EBay Inc. last week agreed to settle allegations that the company violated antitrust laws by agreeing with software company Intuit Inc. to not poach each other’s employees. In a related settlement, eBay agreed to pay $3.25 million to compensate employees of eBay and Intuit harmed by the no-poaching agreement, which apparently was common in Silicon Valley in recent years.
The lawsuit, filed in federal court in San Jose, CA, alleged that high-level executives at eBay and Intuit agreed not to recruit each other’s employees. The settlement prevents eBay from entering into similar agreements with other companies.

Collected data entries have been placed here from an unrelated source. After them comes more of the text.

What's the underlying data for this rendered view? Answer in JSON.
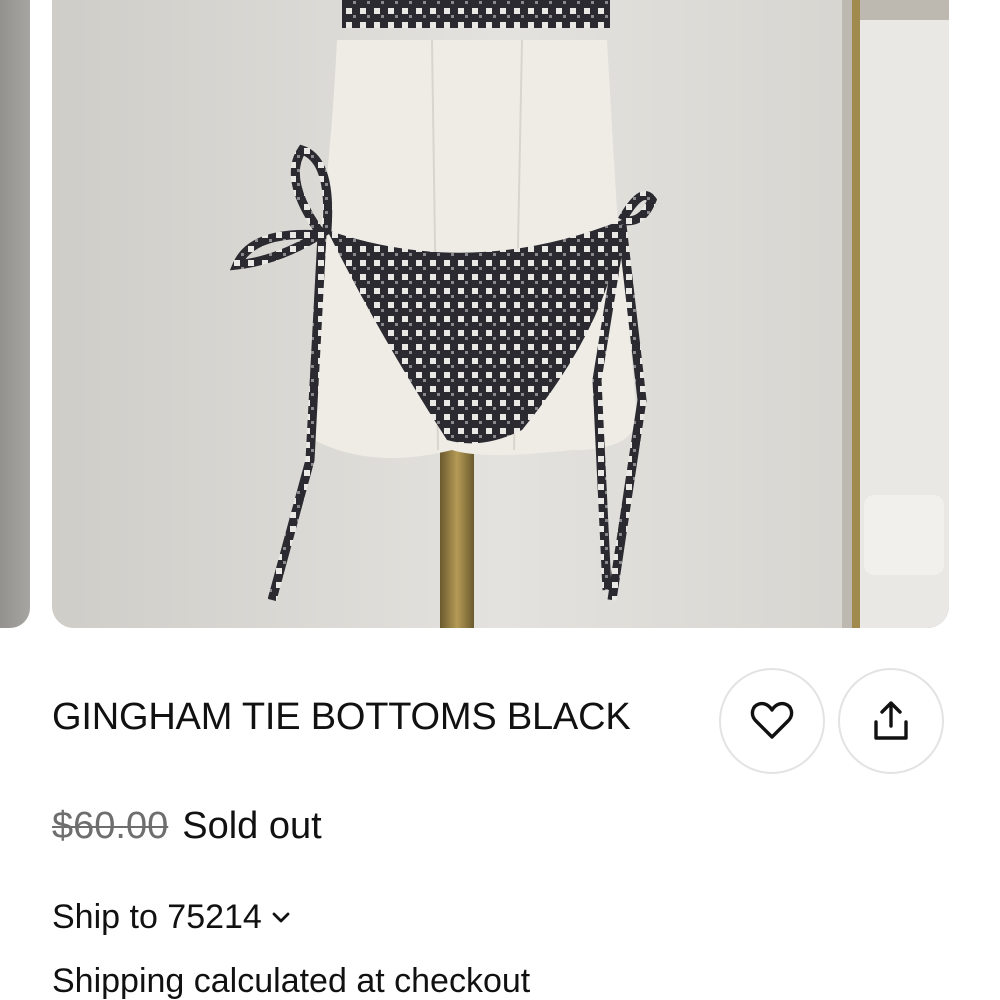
{
  "product": {
    "title": "GINGHAM TIE BOTTOMS BLACK",
    "original_price": "$60.00",
    "availability": "Sold out"
  },
  "actions": {
    "favorite_icon": "heart-icon",
    "share_icon": "share-upload-icon"
  },
  "shipping": {
    "ship_to": "Ship to 75214",
    "note": "Shipping calculated at checkout"
  },
  "colors": {
    "text": "#111111",
    "muted_price": "#6e6e6e",
    "button_border": "#e3e3e3"
  }
}
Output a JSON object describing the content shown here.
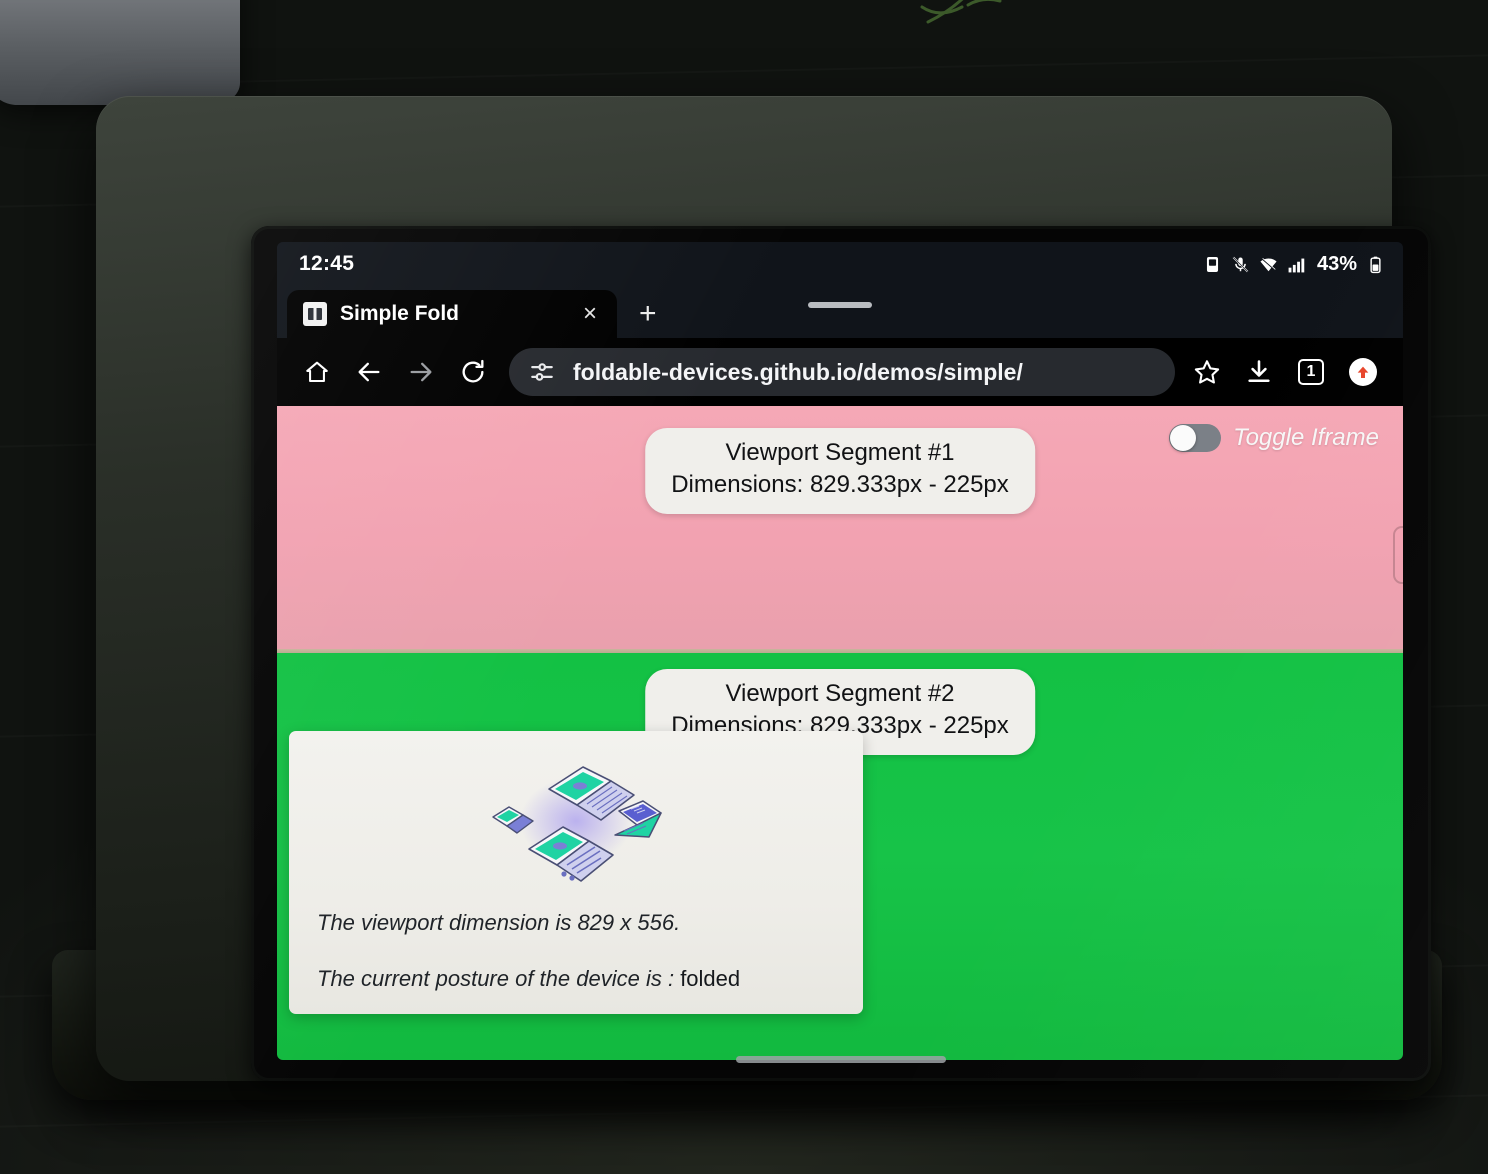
{
  "status_bar": {
    "clock": "12:45",
    "battery_percent": "43%",
    "icons": [
      "screenshot-icon",
      "mic-off-icon",
      "wifi-icon",
      "signal-bars-icon",
      "battery-icon"
    ]
  },
  "browser": {
    "tab": {
      "title": "Simple Fold",
      "favicon_name": "simple-fold-favicon",
      "close_label": "×"
    },
    "new_tab_label": "+",
    "toolbar": {
      "home_label": "home-icon",
      "back_label": "back-arrow-icon",
      "forward_label": "forward-arrow-icon",
      "reload_label": "reload-icon",
      "site_info_label": "site-settings-icon",
      "url": "foldable-devices.github.io/demos/simple/",
      "bookmark_label": "star-icon",
      "download_label": "download-icon",
      "tab_count": "1",
      "profile_label": "update-profile-icon"
    }
  },
  "page": {
    "segment1": {
      "title": "Viewport Segment #1",
      "dimensions": "Dimensions: 829.333px - 225px",
      "background_color": "#f2a2b1"
    },
    "segment2": {
      "title": "Viewport Segment #2",
      "dimensions": "Dimensions: 829.333px - 225px",
      "background_color": "#17c348"
    },
    "toggle": {
      "label": "Toggle Iframe",
      "state": "off"
    },
    "info_card": {
      "illustration_name": "foldable-laptops-illustration",
      "viewport_line": "The viewport dimension is 829 x 556.",
      "posture_prefix": "The current posture of the device is : ",
      "posture_value": "folded"
    }
  },
  "device": {
    "nav_pill_name": "navigation-gesture-pill",
    "tab_handle_name": "tab-strip-drag-handle"
  }
}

Bill Baer, the U.S. Justice Department’s antitrust chief, called the behavior “blatant and egregious.” Communication between eBay and Intuit—including e-mails between then-eBay CEO Meg Whitman and Intuit’s founder and executive committee chair Scott Cook—documented the collusion, the suit says. One e-mail exchange was prompted by Intuit allegedly giving a recruitment flyer to an eBay employee.
EBay, in a separate settlement, agreed to pay $3.75 million in restitution and penalties to compensate employees of eBay and Intuit in California who were harmed by the non-competitive hiring agreement. The number of affected employees was not released.
EBay is the eighth tech company to settle with the Justice Department over such hiring practices since the department filed its first such case in 2010 against Adobe, Apple, Google, Intel, Intuit and Pixar. “Those settlements required an immediate halt to the illegal conduct and instituted strong and broad prohibitions against any recurrence,” said Baer in a conference call. “And today’s settlement with eBay does the same and resolves the concerns that caused us to file suit against them in November 2012.”
Google, Apple, Intel and Adobe agreed to settle in April a lawsuit brought by employees claiming their wages were negatively affected by the non-compete agreements. The settlement amount in that case has been estimated at $325 million but has not been confirmed by the companies involved. Lucasfilm, Pixar and Intuit settled another case last year for a total of $20 million.